My motivation was low, and my self-confidence was shrinking more and more by the day. I had applied to every journalism and nonprofit job in New Orleans that I was qualified for and nothing came from it. But just last week I decided to email a really, really powerful person in New Orleans when it comes to homelessness. I have been in a few meetings with her, but never actually spoke to her directly. But I decided, what the heck, there's nothing to lose. So I sent her an overly friendly email, reminding her who I was, and asked her if she knew of any job openings. Alas, she forwarded my email to the director of Travelers Aid with a simple, "Cat meet so-and-so, and vice versa."  That was on Friday. An interview was set for Monday. I was offered the job on Tuesday. It all seemed surreal. For months I had been busting my  ass to get a job... could the process really have been this easy? Apparently yes. My references raved about me and other people in the Continuum told her I would be a great employee. So my instigating and networking finally payed off.

Now, for the job. The Veterans Administration in New Orleans is opening a new drop-in center for homeless people. Basically, this is a place where homeless people can go, without an appointment, to receive services. They can get their laundry done, get help with employment, etc. My job is a case worker with the crisis intervention team of Travelers Aid. Basically, homeless people and people at risk of becoming homeless come in to the center without an appointment, tell me their story, I evaluate what they need and what will A) prevent their homelessness, or B) get them out of homelessness. This could entail getting them into our employment program to help them get a job, referring them to agencies with rental assistance, etc.

I'm super excited because I'm going to get client interaction everyday. I am so grateful for what my current agency has done for me by training me and networking me and sculpting me into a respected social worker (without a social work degree), however I was missing the direct service aspect that I longed for. Now I get to experience that on a daily basis. I'll get to be doing what I love while earning an actual salary and benefits. I. am. blessed.

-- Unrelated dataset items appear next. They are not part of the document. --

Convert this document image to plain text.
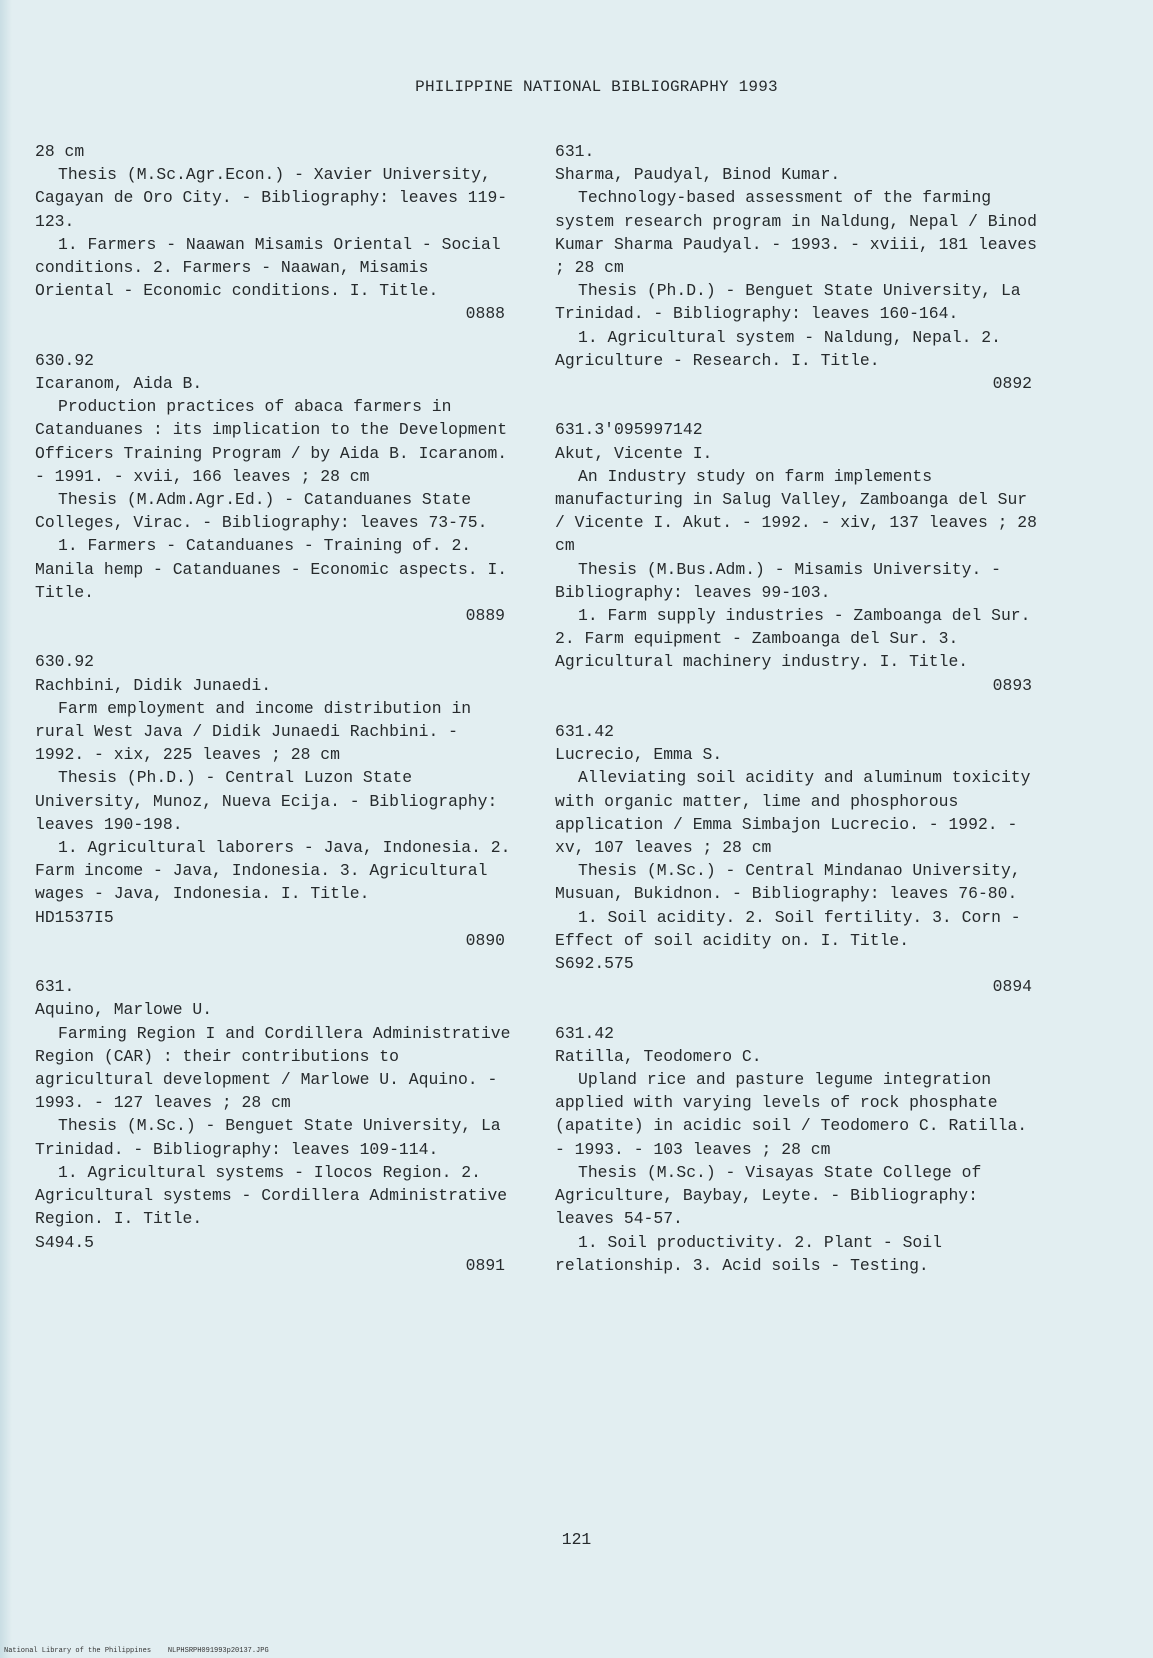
PHILIPPINE NATIONAL BIBLIOGRAPHY 1993
28 cm

Thesis (M.Sc.Agr.Econ.) - Xavier University, Cagayan de Oro City. - Bibliography: leaves 119-123.

1. Farmers - Naawan Misamis Oriental - Social conditions. 2. Farmers - Naawan, Misamis Oriental - Economic conditions. I. Title.

0888
630.92
Icaranom, Aida B.

Production practices of abaca farmers in Catanduanes : its implication to the Development Officers Training Program / by Aida B. Icaranom. - 1991. - xvii, 166 leaves ; 28 cm

Thesis (M.Adm.Agr.Ed.) - Catanduanes State Colleges, Virac. - Bibliography: leaves 73-75.

1. Farmers - Catanduanes - Training of. 2. Manila hemp - Catanduanes - Economic aspects. I. Title.

0889
630.92
Rachbini, Didik Junaedi.

Farm employment and income distribution in rural West Java / Didik Junaedi Rachbini. - 1992. - xix, 225 leaves ; 28 cm

Thesis (Ph.D.) - Central Luzon State University, Munoz, Nueva Ecija. - Bibliography: leaves 190-198.

1. Agricultural laborers - Java, Indonesia. 2. Farm income - Java, Indonesia. 3. Agricultural wages - Java, Indonesia. I. Title.

HD1537I5
0890
631.
Aquino, Marlowe U.

Farming Region I and Cordillera Administrative Region (CAR) : their contributions to agricultural development / Marlowe U. Aquino. - 1993. - 127 leaves ; 28 cm

Thesis (M.Sc.) - Benguet State University, La Trinidad. - Bibliography: leaves 109-114.

1. Agricultural systems - Ilocos Region. 2. Agricultural systems - Cordillera Administrative Region. I. Title.

S494.5
0891
631.
Sharma, Paudyal, Binod Kumar.

Technology-based assessment of the farming system research program in Naldung, Nepal / Binod Kumar Sharma Paudyal. - 1993. - xviii, 181 leaves ; 28 cm

Thesis (Ph.D.) - Benguet State University, La Trinidad. - Bibliography: leaves 160-164.

1. Agricultural system - Naldung, Nepal. 2. Agriculture - Research. I. Title.

0892
631.3'095997142
Akut, Vicente I.

An Industry study on farm implements manufacturing in Salug Valley, Zamboanga del Sur / Vicente I. Akut. - 1992. - xiv, 137 leaves ; 28 cm

Thesis (M.Bus.Adm.) - Misamis University. - Bibliography: leaves 99-103.

1. Farm supply industries - Zamboanga del Sur. 2. Farm equipment - Zamboanga del Sur. 3. Agricultural machinery industry. I. Title.

0893
631.42
Lucrecio, Emma S.

Alleviating soil acidity and aluminum toxicity with organic matter, lime and phosphorous application / Emma Simbajon Lucrecio. - 1992. - xv, 107 leaves ; 28 cm

Thesis (M.Sc.) - Central Mindanao University, Musuan, Bukidnon. - Bibliography: leaves 76-80.

1. Soil acidity. 2. Soil fertility. 3. Corn - Effect of soil acidity on. I. Title.

S692.575
0894
631.42
Ratilla, Teodomero C.

Upland rice and pasture legume integration applied with varying levels of rock phosphate (apatite) in acidic soil / Teodomero C. Ratilla. - 1993. - 103 leaves ; 28 cm

Thesis (M.Sc.) - Visayas State College of Agriculture, Baybay, Leyte. - Bibliography: leaves 54-57.

1. Soil productivity. 2. Plant - Soil relationship. 3. Acid soils - Testing.

121
National Library of the Philippines    NLPHSRPH091993p20137.JPG
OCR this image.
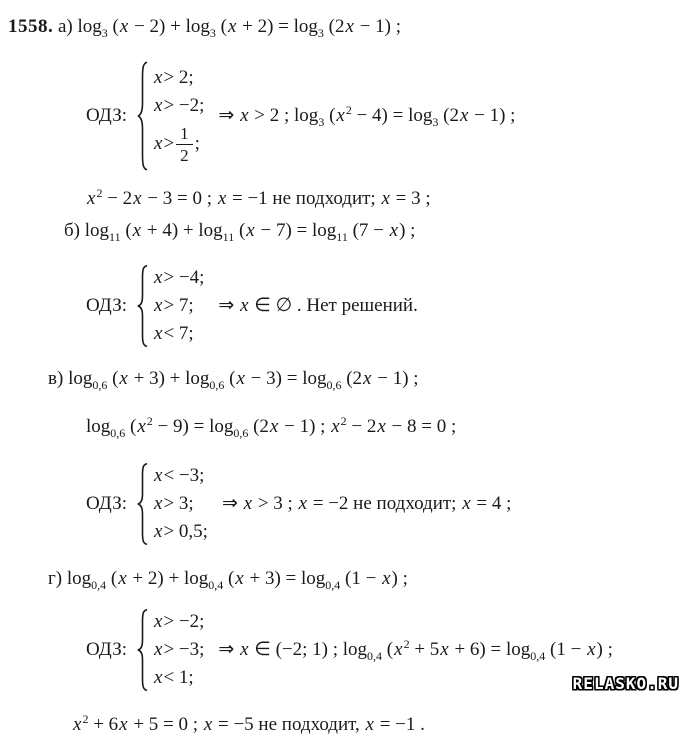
1558. а) $\log_3 (x - 2) + \log_3 (x + 2) = \log_3 (2x - 1)$ ;
ОДЗ:
x > 2;
x > −2;
$x > \frac{1}{2}$ ;
⇒ x > 2 ; $\log_3 (x^2 - 4) = \log_3 (2x - 1)$ ;
$x^2 - 2x - 3 = 0$ ; x = −1 не подходит; x = 3 ;
б) $\log_{11} (x + 4) + \log_{11} (x - 7) = \log_{11} (7 - x)$ ;
ОДЗ:
x > −4;
x > 7;
x < 7;
⇒ x ∈ ∅ . Нет решений.
в) $\log_{0,6} (x + 3) + \log_{0,6} (x - 3) = \log_{0,6} (2x - 1)$ ;
$\log_{0,6} (x^2 - 9) = \log_{0,6} (2x - 1)$ ; $x^2 - 2x - 8 = 0$ ;
ОДЗ:
x < −3;
x > 3;
x > 0,5;
⇒ x > 3 ; x = −2 не подходит; x = 4 ;
г) $\log_{0,4} (x + 2) + \log_{0,4} (x + 3) = \log_{0,4} (1 - x)$ ;
ОДЗ:
x > −2;
x > −3;
x < 1;
⇒ x ∈ (−2; 1) ; $\log_{0,4} (x^2 + 5x + 6) = \log_{0,4} (1 - x)$ ;
$x^2 + 6x + 5 = 0$ ; x = −5 не подходит, x = −1 .
RELASKO.RU
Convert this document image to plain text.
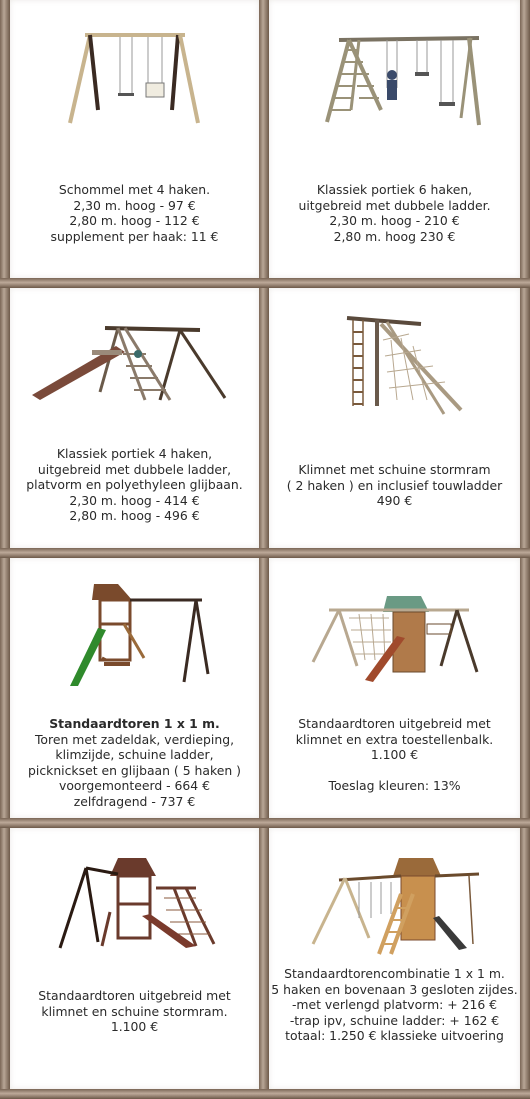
Schommel met 4 haken.
2,30 m. hoog - 97 €
2,80 m. hoog - 112 €
supplement per haak: 11 €
Klassiek portiek 6 haken,
uitgebreid met dubbele ladder.
2,30 m. hoog - 210 €
2,80 m. hoog 230 €
Klassiek portiek 4 haken,
uitgebreid met dubbele ladder,
platvorm en polyethyleen glijbaan.
2,30 m. hoog - 414 €
2,80 m. hoog - 496 €
Klimnet met schuine stormram
( 2 haken ) en inclusief touwladder
490 €
Standaardtoren 1 x 1 m.
Toren met zadeldak, verdieping,
klimzijde, schuine ladder,
picknickset en glijbaan ( 5 haken )
voorgemonteerd - 664 €
zelfdragend - 737 €
Standaardtoren uitgebreid met
klimnet en extra toestellenbalk.
1.100 €
Toeslag kleuren: 13%
Standaardtoren uitgebreid met
klimnet en schuine stormram.
1.100 €
Standaardtorencombinatie 1 x 1 m.
5 haken en bovenaan 3 gesloten zijdes.
-met verlengd platvorm: + 216 €
-trap ipv, schuine ladder: + 162 €
totaal: 1.250 € klassieke uitvoering
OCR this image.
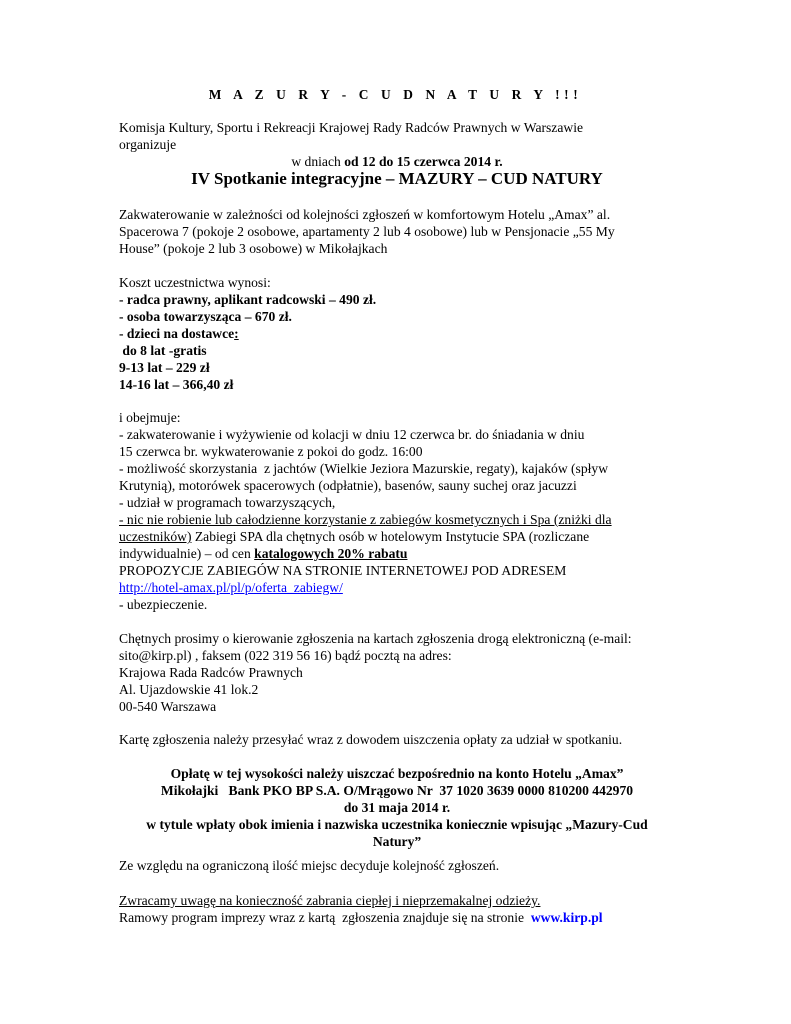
M A Z U R Y - C U D N A T U R Y !!!
Komisja Kultury, Sportu i Rekreacji Krajowej Rady Radców Prawnych w Warszawie
organizuje
w dniach od 12 do 15 czerwca 2014 r.
IV Spotkanie integracyjne – MAZURY – CUD NATURY
Zakwaterowanie w zależności od kolejności zgłoszeń w komfortowym Hotelu „Amax” al.
Spacerowa 7 (pokoje 2 osobowe, apartamenty 2 lub 4 osobowe) lub w Pensjonacie „55 My
House” (pokoje 2 lub 3 osobowe) w Mikołajkach
Koszt uczestnictwa wynosi:
- radca prawny, aplikant radcowski – 490 zł.
- osoba towarzysząca – 670 zł.
- dzieci na dostawce:
do 8 lat -gratis
9-13 lat – 229 zł
14-16 lat – 366,40 zł
i obejmuje:
- zakwaterowanie i wyżywienie od kolacji w dniu 12 czerwca br. do śniadania w dniu
15 czerwca br. wykwaterowanie z pokoi do godz. 16:00
- możliwość skorzystania  z jachtów (Wielkie Jeziora Mazurskie, regaty), kajaków (spływ
Krutynią), motorówek spacerowych (odpłatnie), basenów, sauny suchej oraz jacuzzi
- udział w programach towarzyszących,
- nic nie robienie lub całodzienne korzystanie z zabiegów kosmetycznych i Spa (zniżki dla
uczestników) Zabiegi SPA dla chętnych osób w hotelowym Instytucie SPA (rozliczane
indywidualnie) – od cen katalogowych 20% rabatu
PROPOZYCJE ZABIEGÓW NA STRONIE INTERNETOWEJ POD ADRESEM
http://hotel-amax.pl/pl/p/oferta_zabiegw/
- ubezpieczenie.
Chętnych prosimy o kierowanie zgłoszenia na kartach zgłoszenia drogą elektroniczną (e-mail:
sito@kirp.pl) , faksem (022 319 56 16) bądź pocztą na adres:
Krajowa Rada Radców Prawnych
Al. Ujazdowskie 41 lok.2
00-540 Warszawa
Kartę zgłoszenia należy przesyłać wraz z dowodem uiszczenia opłaty za udział w spotkaniu.
Opłatę w tej wysokości należy uiszczać bezpośrednio na konto Hotelu „Amax”
Mikołajki   Bank PKO BP S.A. O/Mrągowo Nr  37 1020 3639 0000 810200 442970
do 31 maja 2014 r.
w tytule wpłaty obok imienia i nazwiska uczestnika koniecznie wpisując „Mazury-Cud
Natury”
Ze względu na ograniczoną ilość miejsc decyduje kolejność zgłoszeń.
Zwracamy uwagę na konieczność zabrania ciepłej i nieprzemakalnej odzieży.
Ramowy program imprezy wraz z kartą  zgłoszenia znajduje się na stronie  www.kirp.pl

Thanks everyone for supporting me this year, especially my parents (who were there to offer me much needed love and financial support), my sister (who is my rock and although she is slightly insane, she has a way of keeping me sane), and my boyfriend (who has mastered the "tough love" technique and has taught me that sucking it up and dealing with things is a lot more efficient than sulking).

I'm so looking forward to this blog turning into something that I've always wanted it to be: filled with stories of the beautiful people of New Orleans, homeless and not homeless. Character and charisma are about to fill the blog posts to come and I hope you'll continue reading.